As an artist myself, I found this book so encouraging. The author’s perspective as someone who is not an artist, but a friend & mentor to artists, was so unique and I do think places them in a position to be more objective. The advice is helpful, practical, and encouraging. It emphasizes the enormous value of making art while not over-romanticizing the process. This would make a great graduation gift! I would recommend it for fans of Julia Cameron and anyone who feels the need to create, whether they consider themselves an artist or not.

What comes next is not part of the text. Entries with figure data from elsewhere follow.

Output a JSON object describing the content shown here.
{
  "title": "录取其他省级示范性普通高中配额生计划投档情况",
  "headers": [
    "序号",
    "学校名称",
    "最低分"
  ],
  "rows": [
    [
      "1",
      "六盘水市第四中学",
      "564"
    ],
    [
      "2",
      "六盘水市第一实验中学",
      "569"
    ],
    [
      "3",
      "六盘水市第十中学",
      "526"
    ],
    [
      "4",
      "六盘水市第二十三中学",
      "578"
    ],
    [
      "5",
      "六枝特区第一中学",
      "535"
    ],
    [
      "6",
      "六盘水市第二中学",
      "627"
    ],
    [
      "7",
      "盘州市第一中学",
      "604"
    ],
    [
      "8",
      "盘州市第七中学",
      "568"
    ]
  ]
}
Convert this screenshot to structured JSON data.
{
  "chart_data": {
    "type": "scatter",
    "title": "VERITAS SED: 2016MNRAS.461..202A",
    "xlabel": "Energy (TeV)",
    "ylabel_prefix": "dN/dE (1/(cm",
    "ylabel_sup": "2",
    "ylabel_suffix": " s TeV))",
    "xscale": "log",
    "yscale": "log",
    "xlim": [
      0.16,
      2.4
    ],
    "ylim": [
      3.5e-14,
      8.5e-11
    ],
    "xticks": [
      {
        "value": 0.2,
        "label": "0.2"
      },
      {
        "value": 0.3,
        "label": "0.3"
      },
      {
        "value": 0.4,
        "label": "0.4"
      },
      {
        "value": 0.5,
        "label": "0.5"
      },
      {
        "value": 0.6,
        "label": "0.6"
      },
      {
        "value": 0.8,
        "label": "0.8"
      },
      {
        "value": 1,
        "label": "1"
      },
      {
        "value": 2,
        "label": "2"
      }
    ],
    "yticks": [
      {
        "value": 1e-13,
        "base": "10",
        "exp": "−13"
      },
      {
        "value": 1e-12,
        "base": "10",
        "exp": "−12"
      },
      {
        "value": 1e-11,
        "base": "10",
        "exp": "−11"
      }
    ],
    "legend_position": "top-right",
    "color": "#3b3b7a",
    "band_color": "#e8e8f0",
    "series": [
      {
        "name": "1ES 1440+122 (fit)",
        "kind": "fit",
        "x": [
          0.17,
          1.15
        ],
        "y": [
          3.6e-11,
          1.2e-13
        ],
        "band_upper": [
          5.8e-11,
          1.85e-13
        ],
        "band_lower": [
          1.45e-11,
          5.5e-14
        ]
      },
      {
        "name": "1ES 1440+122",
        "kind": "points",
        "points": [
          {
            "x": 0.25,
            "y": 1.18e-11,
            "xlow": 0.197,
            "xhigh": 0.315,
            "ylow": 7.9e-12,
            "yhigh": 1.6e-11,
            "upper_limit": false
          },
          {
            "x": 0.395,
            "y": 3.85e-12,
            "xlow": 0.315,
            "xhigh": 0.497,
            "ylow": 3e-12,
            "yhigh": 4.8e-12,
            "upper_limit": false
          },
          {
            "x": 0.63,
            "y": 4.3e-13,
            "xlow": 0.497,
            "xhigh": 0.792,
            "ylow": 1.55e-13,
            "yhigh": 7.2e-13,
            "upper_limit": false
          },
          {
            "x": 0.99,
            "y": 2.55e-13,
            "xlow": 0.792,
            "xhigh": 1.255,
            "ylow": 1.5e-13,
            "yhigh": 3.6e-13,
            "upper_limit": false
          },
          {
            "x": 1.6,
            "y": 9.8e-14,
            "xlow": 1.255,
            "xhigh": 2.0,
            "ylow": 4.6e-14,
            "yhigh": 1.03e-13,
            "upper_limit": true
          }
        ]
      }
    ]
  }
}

A creative counsellor and artist coach, Beth Pickens begins her book with a love letter to all artists: “Dear Reader, I love artists. You are my favourite people and my life is more livable because of your work. I’m so grateful for what you make and put into the world. All my life, art has facilitated my ability to have feelings during disorientating grief, challenged me to grow even when I didn’t want to, introduced me to crucial information I couldn’t find elsewhere, and helped me become more of myself”. She continues, “The full scope of human emotion becomes available to me and is then intensified by art. Art tells me that I am not alone in any feeling, thought, or experience. Art has saved my life and the lives of many of my loved ones”. Boom! The first paragraph already insists that the book is a trusted companion which every artist needs to read and own. It’s a long time since I read such honest, simple and passionate first lines. Pickens goes on to identify a number of major roadblocks in artists’ lives: time; work; asking, money; fear; grief; other people; education; thinking and feeling; isolation; marketing, and death and God. These blocks all have a chapter of their own prefaced with a relevant and carefully selected quote, and a conclusion and list of further reading at the end of the book. This is a wonderful handbook of enthusiasms, epiphanies and support, both for those who have been involved within an art form for many years, and the perplexed who might be wondering where to begin. Pickens writes beautifully. She is both a fearless and arrestingly tender kind of writer whom one never doubts is rooting for artists everywhere. While her writing is warm and grounded, she is working at the margins of the sacred. I fervently hope that great things await this invaluable book, not least of all a wide and international readership. A huge thank you to @NetGalley and @ChronicleBooks for an ARC in exchange for an honest review.